Photoacoustic Monitoring of the Macroscopic Orientational Order in Disperse Red 1 Azo-Dye-Based Dissolutions

Abstract

The polarized pulsed-laser photoacoustic (PLPA) methodology was implemented to characterize the macroscopic molecular orientational order as a function of the applied electric field in an azo-dye-based dissolution. It is shown in this work that photoacoustic signals are highly sensitive to the material anisotropy when PLPA analyses are performed. In particular, the macroscopic molecular symmetries and structural organization of rod-like azo-dyes (Disperse Red 1: DR1) prepared in heavily loaded toluene dissolutions, have been studied. Experiments evidence unambiguous information concerning the molecular organization detected via simultaneous optical transmission and PLPA measurements.
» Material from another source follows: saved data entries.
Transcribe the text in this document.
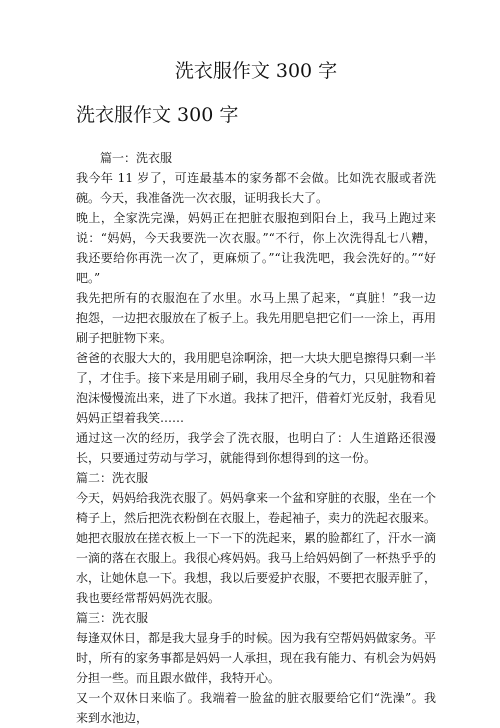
洗衣服作文 300 字
洗衣服作文 300 字
篇一：洗衣服

我今年 11 岁了，可连最基本的家务都不会做。比如洗衣服或者洗碗。今天，我准备洗一次衣服，证明我长大了。

晚上，全家洗完澡，妈妈正在把脏衣服抱到阳台上，我马上跑过来说：“妈妈，今天我要洗一次衣服。”“不行，你上次洗得乱七八糟，我还要给你再洗一次了，更麻烦了。”“让我洗吧，我会洗好的。”“好吧。”

我先把所有的衣服泡在了水里。水马上黑了起来，“真脏！”我一边抱怨，一边把衣服放在了板子上。我先用肥皂把它们一一涂上，再用刷子把脏物下来。

爸爸的衣服大大的，我用肥皂涂啊涂，把一大块大肥皂擦得只剩一半了，才住手。接下来是用刷子刷，我用尽全身的气力，只见脏物和着泡沫慢慢流出来，进了下水道。我抹了把汗，借着灯光反射，我看见妈妈正望着我笑……

通过这一次的经历，我学会了洗衣服，也明白了：人生道路还很漫长，只要通过劳动与学习，就能得到你想得到的这一份。

篇二：洗衣服

今天，妈妈给我洗衣服了。妈妈拿来一个盆和穿脏的衣服，坐在一个椅子上，然后把洗衣粉倒在衣服上，卷起袖子，卖力的洗起衣服来。她把衣服放在搓衣板上一下一下的洗起来，累的脸都红了，汗水一滴一滴的落在衣服上。我很心疼妈妈。我马上给妈妈倒了一杯热乎乎的水，让她休息一下。我想，我以后要爱护衣服，不要把衣服弄脏了，我也要经常帮妈妈洗衣服。

篇三：洗衣服

每逢双休日，都是我大显身手的时候。因为我有空帮妈妈做家务。平时，所有的家务事都是妈妈一人承担，现在我有能力、有机会为妈妈分担一些。而且跟水做伴，我特开心。

又一个双休日来临了。我端着一脸盆的脏衣服要给它们“洗澡”。我来到水池边，
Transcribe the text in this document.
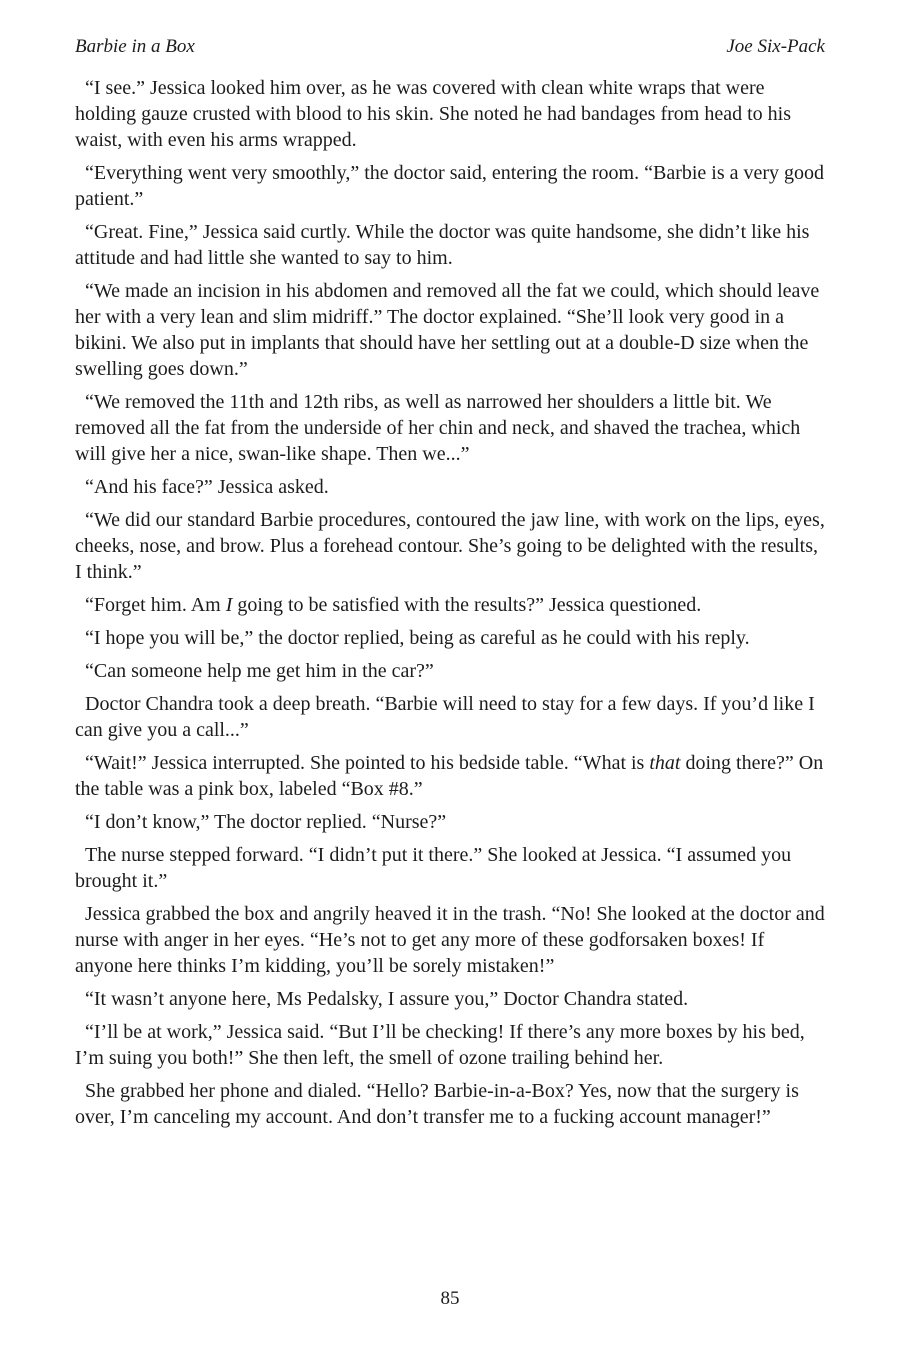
Barbie in a Box	Joe Six-Pack

“I see.” Jessica looked him over, as he was covered with clean white wraps that were holding gauze crusted with blood to his skin. She noted he had bandages from head to his waist, with even his arms wrapped.

“Everything went very smoothly,” the doctor said, entering the room. “Barbie is a very good patient.”

“Great. Fine,” Jessica said curtly. While the doctor was quite handsome, she didn’t like his attitude and had little she wanted to say to him.

“We made an incision in his abdomen and removed all the fat we could, which should leave her with a very lean and slim midriff.” The doctor explained. “She’ll look very good in a bikini. We also put in implants that should have her settling out at a double-D size when the swelling goes down.”

“We removed the 11th and 12th ribs, as well as narrowed her shoulders a little bit. We removed all the fat from the underside of her chin and neck, and shaved the trachea, which will give her a nice, swan-like shape. Then we...”

“And his face?” Jessica asked.

“We did our standard Barbie procedures, contoured the jaw line, with work on the lips, eyes, cheeks, nose, and brow. Plus a forehead contour. She’s going to be delighted with the results, I think.”

“Forget him. Am I going to be satisfied with the results?” Jessica questioned.

“I hope you will be,” the doctor replied, being as careful as he could with his reply.

“Can someone help me get him in the car?”

Doctor Chandra took a deep breath. “Barbie will need to stay for a few days. If you’d like I can give you a call...”

“Wait!” Jessica interrupted. She pointed to his bedside table. “What is that doing there?” On the table was a pink box, labeled “Box #8.”

“I don’t know,” The doctor replied. “Nurse?”

The nurse stepped forward. “I didn’t put it there.” She looked at Jessica. “I assumed you brought it.”

Jessica grabbed the box and angrily heaved it in the trash. “No! She looked at the doctor and nurse with anger in her eyes. “He’s not to get any more of these godforsaken boxes! If anyone here thinks I’m kidding, you’ll be sorely mistaken!”

“It wasn’t anyone here, Ms Pedalsky, I assure you,” Doctor Chandra stated.

“I’ll be at work,” Jessica said. “But I’ll be checking! If there’s any more boxes by his bed, I’m suing you both!” She then left, the smell of ozone trailing behind her.

She grabbed her phone and dialed. “Hello? Barbie-in-a-Box? Yes, now that the surgery is over, I’m canceling my account. And don’t transfer me to a fucking account manager!”

85
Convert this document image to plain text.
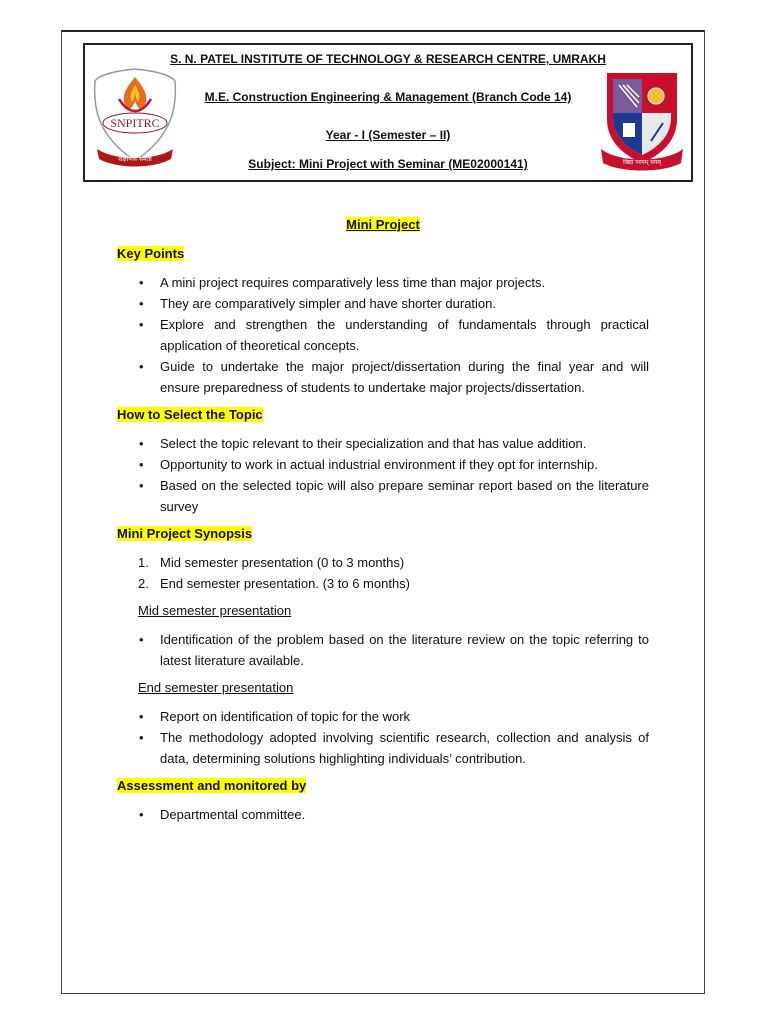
SNPITRC
शैक्षणिक समता
S. N. PATEL INSTITUTE OF TECHNOLOGY & RESEARCH CENTRE, UMRAKH
M.E. Construction Engineering & Management (Branch Code 14)
Year - I (Semester – II)
Subject: Mini Project with Seminar (ME02000141)	विद्या परमम् धनम्
Mini Project
Key Points
• A mini project requires comparatively less time than major projects.
• They are comparatively simpler and have shorter duration.
• Explore and strengthen the understanding of fundamentals through practical application of theoretical concepts.
• Guide to undertake the major project/dissertation during the final year and will ensure preparedness of students to undertake major projects/dissertation.
How to Select the Topic
• Select the topic relevant to their specialization and that has value addition.
• Opportunity to work in actual industrial environment if they opt for internship.
• Based on the selected topic will also prepare seminar report based on the literature survey
Mini Project Synopsis
1. Mid semester presentation (0 to 3 months)
2. End semester presentation. (3 to 6 months)
Mid semester presentation
• Identification of the problem based on the literature review on the topic referring to latest literature available.
End semester presentation
• Report on identification of topic for the work
• The methodology adopted involving scientific research, collection and analysis of data, determining solutions highlighting individuals’ contribution.
Assessment and monitored by
• Departmental committee.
Indeed, in the electrically poled stage, it is shown that the Fourier, correlation, and root-mean-square analyses performed on the PLPA signals, as functions of the incident linear polarization of the laser source (orthogonal states $$P_\mathrm{in}$$ and $$S_\mathrm{in}$$ , respectively), reveal the main optical axis, symmetry, and structure of the aligned compounds in the liquid phase. An important advantage of the PLPA method is that it can be implemented with poor or null optical transmission anisotropic materials.